I want to prove a proposition, that tells us a way to generate outer measures. I will first start with the definition of
Definition (outer measure) Let $X$ be a set. An outer measure is a function $\mu^*$ defined on the collection of all subsets of $X$ such that
(i) $\mu^*(\emptyset)=0$
(ii) if $A \subseteq B \Rightarrow \mu^*(A)\leq \mu^*(B)$
(iii) $\mu^*(\cup_{i=1}^{\infty} A_i)\leq \sum_{i=1}^{\infty} \mu^*(A_i)$, where $A_i$ are arbitrary subsets of $X$.
Proposition
Suppose $\mathcal{C}$ is a collection of subsets of $X$ such that (1) $\emptyset \in \mathcal{C}$
(2) there exist $D_1,D_2,... \in \mathcal{C}$ such that $X=\cup_{i=1}^{\infty}D_i$.
Further, suppose $l:\mathcal{C}\rightarrow [0,\infty]$ with $l(\emptyset)=0$.
Define $\mu^*(E):=\inf\{\sum_{i=1}^{\infty} l(A_i): A_i \in \mathcal{C} \text{ for all i and } E\subseteq \cup_{i=1}^{\infty} A_i\} $
Then $\mu^*$ is an outer measure.
Proof: (i) holds by definition of $l$. (ii) holds as a property of the infimum, i.e. if $A \subset B \Rightarrow infA \leq infB$ Now we came to (iii): To get a better feeling of what is going on, I wanted to first show a weaker condition than (iii). I want to show that, for $A,B \subseteq X$ we get: $\mu^*(A \cup B)\leq \mu^*(A) +\mu^*(B)$.
For this prove I will use the \epsilon-definiton of the infimum, i.e.
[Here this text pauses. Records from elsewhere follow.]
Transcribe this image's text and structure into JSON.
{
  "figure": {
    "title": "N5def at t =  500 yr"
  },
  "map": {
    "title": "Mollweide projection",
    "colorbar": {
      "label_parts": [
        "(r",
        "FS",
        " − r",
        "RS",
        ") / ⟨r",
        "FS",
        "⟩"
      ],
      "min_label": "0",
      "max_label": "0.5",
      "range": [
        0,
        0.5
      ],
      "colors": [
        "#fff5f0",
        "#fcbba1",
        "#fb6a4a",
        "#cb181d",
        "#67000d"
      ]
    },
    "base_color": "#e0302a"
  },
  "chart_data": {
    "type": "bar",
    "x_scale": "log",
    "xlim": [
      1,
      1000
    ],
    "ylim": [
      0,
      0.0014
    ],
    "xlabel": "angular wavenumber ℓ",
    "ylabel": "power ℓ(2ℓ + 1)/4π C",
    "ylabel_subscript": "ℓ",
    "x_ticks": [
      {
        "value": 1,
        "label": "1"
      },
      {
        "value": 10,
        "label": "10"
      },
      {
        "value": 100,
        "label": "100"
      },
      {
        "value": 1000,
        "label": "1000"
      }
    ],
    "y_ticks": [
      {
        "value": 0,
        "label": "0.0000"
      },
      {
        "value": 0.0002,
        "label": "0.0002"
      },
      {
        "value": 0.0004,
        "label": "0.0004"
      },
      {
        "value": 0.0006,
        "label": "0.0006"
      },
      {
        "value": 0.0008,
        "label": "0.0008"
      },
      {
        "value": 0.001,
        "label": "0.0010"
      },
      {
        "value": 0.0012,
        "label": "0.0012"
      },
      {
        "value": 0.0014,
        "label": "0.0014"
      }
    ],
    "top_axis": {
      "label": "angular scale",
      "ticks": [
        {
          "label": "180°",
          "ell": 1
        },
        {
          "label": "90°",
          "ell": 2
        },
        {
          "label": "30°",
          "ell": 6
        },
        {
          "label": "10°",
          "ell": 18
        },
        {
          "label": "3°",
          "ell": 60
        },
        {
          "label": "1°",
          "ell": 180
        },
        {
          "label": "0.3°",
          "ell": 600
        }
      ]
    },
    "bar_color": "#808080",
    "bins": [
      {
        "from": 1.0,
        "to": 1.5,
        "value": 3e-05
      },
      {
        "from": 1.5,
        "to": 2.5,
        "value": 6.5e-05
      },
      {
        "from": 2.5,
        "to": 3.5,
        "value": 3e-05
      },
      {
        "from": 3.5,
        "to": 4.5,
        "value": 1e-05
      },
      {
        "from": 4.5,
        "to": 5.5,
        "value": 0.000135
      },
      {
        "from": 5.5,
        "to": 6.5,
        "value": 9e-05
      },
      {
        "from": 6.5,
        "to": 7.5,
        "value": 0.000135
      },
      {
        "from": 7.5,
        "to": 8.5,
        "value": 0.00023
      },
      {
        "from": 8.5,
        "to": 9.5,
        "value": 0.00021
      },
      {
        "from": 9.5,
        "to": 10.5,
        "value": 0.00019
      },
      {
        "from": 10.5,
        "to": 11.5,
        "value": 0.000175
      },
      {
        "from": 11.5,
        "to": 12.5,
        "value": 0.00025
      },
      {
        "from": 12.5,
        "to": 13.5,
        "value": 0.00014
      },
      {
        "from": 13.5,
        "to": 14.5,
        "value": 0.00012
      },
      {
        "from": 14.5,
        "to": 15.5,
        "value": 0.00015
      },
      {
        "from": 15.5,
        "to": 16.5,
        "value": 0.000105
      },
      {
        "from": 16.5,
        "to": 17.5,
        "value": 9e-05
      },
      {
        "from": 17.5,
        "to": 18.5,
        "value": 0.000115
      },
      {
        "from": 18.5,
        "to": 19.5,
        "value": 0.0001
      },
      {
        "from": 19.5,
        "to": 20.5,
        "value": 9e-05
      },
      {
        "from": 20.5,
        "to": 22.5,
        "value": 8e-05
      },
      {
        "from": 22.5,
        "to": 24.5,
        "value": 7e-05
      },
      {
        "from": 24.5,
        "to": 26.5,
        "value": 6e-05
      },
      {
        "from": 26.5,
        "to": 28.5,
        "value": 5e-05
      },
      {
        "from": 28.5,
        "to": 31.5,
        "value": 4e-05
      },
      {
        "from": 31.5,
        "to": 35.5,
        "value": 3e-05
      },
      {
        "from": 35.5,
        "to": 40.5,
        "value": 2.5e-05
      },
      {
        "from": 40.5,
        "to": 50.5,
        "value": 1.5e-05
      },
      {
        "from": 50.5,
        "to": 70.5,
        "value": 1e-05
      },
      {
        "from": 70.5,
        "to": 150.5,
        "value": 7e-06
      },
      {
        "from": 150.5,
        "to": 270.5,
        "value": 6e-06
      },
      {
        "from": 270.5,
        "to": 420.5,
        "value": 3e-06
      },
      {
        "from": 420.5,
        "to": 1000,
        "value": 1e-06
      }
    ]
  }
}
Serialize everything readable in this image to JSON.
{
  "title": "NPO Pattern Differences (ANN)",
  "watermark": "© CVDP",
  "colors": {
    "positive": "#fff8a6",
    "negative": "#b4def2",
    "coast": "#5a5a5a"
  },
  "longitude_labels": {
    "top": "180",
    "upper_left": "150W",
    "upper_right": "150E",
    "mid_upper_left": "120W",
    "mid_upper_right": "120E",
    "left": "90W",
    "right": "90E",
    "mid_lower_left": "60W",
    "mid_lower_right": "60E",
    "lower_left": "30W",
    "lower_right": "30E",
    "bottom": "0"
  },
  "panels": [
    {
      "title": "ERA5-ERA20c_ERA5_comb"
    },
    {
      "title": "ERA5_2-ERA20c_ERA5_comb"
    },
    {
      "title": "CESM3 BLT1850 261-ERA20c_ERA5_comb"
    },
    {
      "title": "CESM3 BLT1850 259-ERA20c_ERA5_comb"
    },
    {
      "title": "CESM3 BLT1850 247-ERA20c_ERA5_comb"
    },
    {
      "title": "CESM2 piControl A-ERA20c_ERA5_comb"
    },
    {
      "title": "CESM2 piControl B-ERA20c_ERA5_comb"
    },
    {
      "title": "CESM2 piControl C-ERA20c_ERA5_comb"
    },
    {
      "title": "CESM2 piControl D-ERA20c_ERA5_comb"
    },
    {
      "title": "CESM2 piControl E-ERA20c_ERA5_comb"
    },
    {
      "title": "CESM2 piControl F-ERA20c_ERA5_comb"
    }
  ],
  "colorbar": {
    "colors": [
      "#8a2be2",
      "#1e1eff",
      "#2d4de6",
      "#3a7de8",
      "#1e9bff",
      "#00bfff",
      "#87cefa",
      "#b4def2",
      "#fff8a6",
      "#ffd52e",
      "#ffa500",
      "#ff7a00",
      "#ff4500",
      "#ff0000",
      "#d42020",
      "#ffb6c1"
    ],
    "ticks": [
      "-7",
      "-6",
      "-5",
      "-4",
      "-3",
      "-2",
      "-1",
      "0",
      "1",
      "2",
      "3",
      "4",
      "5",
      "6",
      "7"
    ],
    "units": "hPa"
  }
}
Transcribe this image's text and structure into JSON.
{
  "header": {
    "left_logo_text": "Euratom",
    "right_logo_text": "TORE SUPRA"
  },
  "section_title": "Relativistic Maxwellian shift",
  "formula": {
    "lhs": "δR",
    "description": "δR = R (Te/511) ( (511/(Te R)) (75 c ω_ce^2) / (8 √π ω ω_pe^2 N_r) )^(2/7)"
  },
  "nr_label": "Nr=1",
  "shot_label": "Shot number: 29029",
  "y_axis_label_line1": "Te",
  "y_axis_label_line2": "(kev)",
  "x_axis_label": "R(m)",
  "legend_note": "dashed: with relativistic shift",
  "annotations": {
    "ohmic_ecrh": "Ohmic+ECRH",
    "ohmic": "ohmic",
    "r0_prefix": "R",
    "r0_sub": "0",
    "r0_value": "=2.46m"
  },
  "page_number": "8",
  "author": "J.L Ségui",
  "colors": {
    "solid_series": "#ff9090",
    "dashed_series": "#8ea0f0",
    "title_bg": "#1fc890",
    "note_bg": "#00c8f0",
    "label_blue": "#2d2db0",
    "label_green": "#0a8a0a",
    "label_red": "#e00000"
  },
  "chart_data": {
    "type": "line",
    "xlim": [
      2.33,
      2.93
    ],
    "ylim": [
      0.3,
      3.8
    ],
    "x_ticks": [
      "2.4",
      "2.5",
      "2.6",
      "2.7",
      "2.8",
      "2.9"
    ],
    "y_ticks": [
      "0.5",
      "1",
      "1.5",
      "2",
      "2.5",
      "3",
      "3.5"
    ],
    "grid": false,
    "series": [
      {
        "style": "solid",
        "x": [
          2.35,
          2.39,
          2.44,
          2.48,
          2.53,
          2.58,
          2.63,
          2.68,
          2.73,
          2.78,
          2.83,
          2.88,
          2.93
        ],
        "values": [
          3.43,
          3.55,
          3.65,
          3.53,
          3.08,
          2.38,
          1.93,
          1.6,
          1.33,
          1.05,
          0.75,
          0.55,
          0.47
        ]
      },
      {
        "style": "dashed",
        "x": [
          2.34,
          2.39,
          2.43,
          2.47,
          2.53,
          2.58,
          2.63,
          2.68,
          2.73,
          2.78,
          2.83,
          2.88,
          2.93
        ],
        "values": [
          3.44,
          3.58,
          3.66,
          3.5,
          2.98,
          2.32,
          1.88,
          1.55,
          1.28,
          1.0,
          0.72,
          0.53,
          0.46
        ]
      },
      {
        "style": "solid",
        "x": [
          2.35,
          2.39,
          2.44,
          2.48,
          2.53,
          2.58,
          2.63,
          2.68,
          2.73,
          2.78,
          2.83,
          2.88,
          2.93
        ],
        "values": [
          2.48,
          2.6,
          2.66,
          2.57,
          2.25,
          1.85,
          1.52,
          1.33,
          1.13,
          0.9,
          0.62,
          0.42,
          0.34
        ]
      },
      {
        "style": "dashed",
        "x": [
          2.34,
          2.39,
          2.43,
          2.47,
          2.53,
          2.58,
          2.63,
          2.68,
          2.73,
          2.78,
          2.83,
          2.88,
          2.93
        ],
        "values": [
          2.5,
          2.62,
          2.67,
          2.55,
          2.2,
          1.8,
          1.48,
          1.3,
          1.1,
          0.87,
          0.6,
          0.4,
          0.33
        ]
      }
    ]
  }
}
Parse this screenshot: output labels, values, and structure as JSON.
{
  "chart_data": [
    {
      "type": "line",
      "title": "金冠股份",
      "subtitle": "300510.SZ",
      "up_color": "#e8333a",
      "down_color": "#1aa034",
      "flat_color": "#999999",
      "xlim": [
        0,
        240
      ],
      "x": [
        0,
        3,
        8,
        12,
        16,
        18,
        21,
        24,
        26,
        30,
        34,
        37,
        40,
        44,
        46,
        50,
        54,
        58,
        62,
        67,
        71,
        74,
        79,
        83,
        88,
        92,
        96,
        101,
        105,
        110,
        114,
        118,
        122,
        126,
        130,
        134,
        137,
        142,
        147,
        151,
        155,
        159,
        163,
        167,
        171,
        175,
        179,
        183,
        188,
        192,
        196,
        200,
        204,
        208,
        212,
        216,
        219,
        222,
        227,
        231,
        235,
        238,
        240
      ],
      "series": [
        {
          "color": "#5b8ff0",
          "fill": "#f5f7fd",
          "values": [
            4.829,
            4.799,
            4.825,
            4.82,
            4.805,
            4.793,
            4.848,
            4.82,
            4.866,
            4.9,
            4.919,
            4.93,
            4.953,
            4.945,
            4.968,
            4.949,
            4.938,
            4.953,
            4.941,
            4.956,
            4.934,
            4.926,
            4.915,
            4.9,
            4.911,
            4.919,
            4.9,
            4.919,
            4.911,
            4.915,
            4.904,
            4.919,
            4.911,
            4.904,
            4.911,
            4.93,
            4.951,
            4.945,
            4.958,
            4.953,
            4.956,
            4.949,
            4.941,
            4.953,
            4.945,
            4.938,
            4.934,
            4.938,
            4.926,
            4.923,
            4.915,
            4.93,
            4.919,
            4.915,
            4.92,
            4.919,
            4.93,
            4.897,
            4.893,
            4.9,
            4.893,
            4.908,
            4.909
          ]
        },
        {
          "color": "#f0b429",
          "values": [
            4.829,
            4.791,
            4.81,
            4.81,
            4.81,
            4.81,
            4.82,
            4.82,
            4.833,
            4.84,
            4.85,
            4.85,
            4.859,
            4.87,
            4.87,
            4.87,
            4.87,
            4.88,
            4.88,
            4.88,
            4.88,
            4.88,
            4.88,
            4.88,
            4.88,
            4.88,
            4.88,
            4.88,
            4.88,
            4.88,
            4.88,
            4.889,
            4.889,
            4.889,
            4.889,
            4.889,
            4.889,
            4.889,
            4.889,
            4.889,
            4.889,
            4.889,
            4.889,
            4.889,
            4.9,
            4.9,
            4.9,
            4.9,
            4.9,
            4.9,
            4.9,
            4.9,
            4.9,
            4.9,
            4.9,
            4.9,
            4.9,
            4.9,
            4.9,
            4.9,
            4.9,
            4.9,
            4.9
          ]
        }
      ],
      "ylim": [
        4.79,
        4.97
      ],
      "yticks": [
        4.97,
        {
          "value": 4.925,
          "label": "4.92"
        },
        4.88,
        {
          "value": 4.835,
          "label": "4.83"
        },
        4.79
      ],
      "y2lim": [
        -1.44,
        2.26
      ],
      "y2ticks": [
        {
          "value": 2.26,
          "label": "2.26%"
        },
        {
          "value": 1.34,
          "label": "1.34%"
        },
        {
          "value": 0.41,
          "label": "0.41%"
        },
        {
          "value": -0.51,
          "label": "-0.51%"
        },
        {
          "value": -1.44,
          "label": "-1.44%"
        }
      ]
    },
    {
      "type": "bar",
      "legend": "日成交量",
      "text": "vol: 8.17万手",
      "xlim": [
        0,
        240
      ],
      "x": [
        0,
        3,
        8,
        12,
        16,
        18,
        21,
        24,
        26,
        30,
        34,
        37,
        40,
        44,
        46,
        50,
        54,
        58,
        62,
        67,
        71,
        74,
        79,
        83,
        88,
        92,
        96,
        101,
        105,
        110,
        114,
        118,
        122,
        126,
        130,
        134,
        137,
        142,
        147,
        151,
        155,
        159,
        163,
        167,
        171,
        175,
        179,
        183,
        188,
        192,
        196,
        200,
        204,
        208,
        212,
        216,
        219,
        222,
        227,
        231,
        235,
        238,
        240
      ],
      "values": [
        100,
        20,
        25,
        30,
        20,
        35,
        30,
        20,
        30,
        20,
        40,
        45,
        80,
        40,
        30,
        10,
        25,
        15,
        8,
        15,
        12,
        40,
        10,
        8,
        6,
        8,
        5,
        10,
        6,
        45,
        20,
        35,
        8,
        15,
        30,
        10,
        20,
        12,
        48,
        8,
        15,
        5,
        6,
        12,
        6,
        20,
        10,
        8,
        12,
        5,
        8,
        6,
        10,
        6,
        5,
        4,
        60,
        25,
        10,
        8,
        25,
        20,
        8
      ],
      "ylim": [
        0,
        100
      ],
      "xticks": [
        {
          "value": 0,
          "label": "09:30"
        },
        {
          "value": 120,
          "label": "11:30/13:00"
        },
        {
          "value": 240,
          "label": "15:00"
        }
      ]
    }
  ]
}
I is the infimum of some set M, iff
- I is a lower bound of M
- $\forall \epsilon>0 \exists m \in M: I+\epsilon>m$
So, lets start: Since $A \subseteq X$ we can find a cover $A_i$ such that $A\subseteq \cup_{i=1}^{\infty} A_i$. By the same argument,$B\subseteq \cup_{i=1}^{\infty} B_i$.
Since $\mu^*(A)$ is the infimum of the set of sums of the form $\sum_{i=1}^{\infty} A_i $, we can find a $\epsilon/2$ such that $\mu^*(A)+\frac{\epsilon}{2}> \sum_{i=1}^{\infty}A_i$
The same applies to $\mu^*(B)$ and we get: $\mu^*(B)+\frac{\epsilon}{2}> \sum_{i=1}^{\infty}B_i$
Now since $A\subseteq \cup_{i=1}^{\infty} A_i, B\subseteq \cup_{i=1}^{\infty} B_i$ we know that
$A \cup B \subseteq \bigl(\cup_{i=1}^{\infty} A_i \bigr) \bigcup \bigl(\cup_{i=1}^{\infty} B_i \bigr)$. Thus we can find a covering $\cup_{i=1}^{\infty} (A_i \cup B_i)$ of $A \cup B$.
Now the idea would be to write
$\mu^*(A \cup B)\leq \sum_{i=1}^{\infty}l(A_i \cup B_i)=\sum_{i=1}^{\infty} l(A_i)+\sum_{i=1}^{\infty} l(B_i)\leq \mu^*(A )+ \frac{\epsilon}{2}+\mu^*(B)+ \frac{\epsilon}{2}=\mu^*(A )+ \mu^*(B)+ \epsilon$
And since this wolds for all $\epsilon$ we get the result.
But I do not know how to argue the step $\sum_{i=1}^{\infty}l(A_i \cup B_i)=\sum_{i=1}^{\infty} l(A_i)+\sum_{i=1}^{\infty} l(B_i)$. Since the only thing about $l$ I know is that it maps the empty set to zero. It was never mentioned that it behaves linear or any other property.
You're close, but this isn't quite right:
First, there's no reason why $A_i \cup B_i \in \mathcal{C}$, so $l(A_i \cup B_i)$ may be nonsense, and second, even if it does make sense, we might have $l(A_i\cup B_i) > l(A_i) + l(B_i)$, in which case you couldn't continue as you had.
Instead, what you actually want to write is $$\mu^*(A \cup B)\leq \sum_{i=1}^{\infty} l(A_i)+\sum_{i=1}^{\infty} l(B_i)\leq \mu^*(A )+ \frac{\epsilon}{2}+\mu^*(B)+ \frac{\epsilon}{2}=\mu^*(A )+ \mu^*(B)+ \epsilon$$
If you want the first inequality to be more clear, define the sequence $C_n \in \mathcal{C}$ by $C_{2i-1} = A_i$ and $C_{2i} = B_i$, so as a result $$A\cup B \subseteq \bigcup_{i=1}^\infty A_i \cup \bigcup_{i=1}^\infty B_i = \bigcup_{i=1}^\infty C_i$$ and then by the definition of $\mu^*$, $$\mu^*(A\cup B) \leq \sum_{i=1}^\infty l(C_i) = \sum_{i=1}^\infty l(C_{2i-1}) + \sum_{i=1}^\infty l(C_{2i}) = \sum_{i=1}^\infty l(A_i) + \sum_{i=1}^\infty l(B_i)$$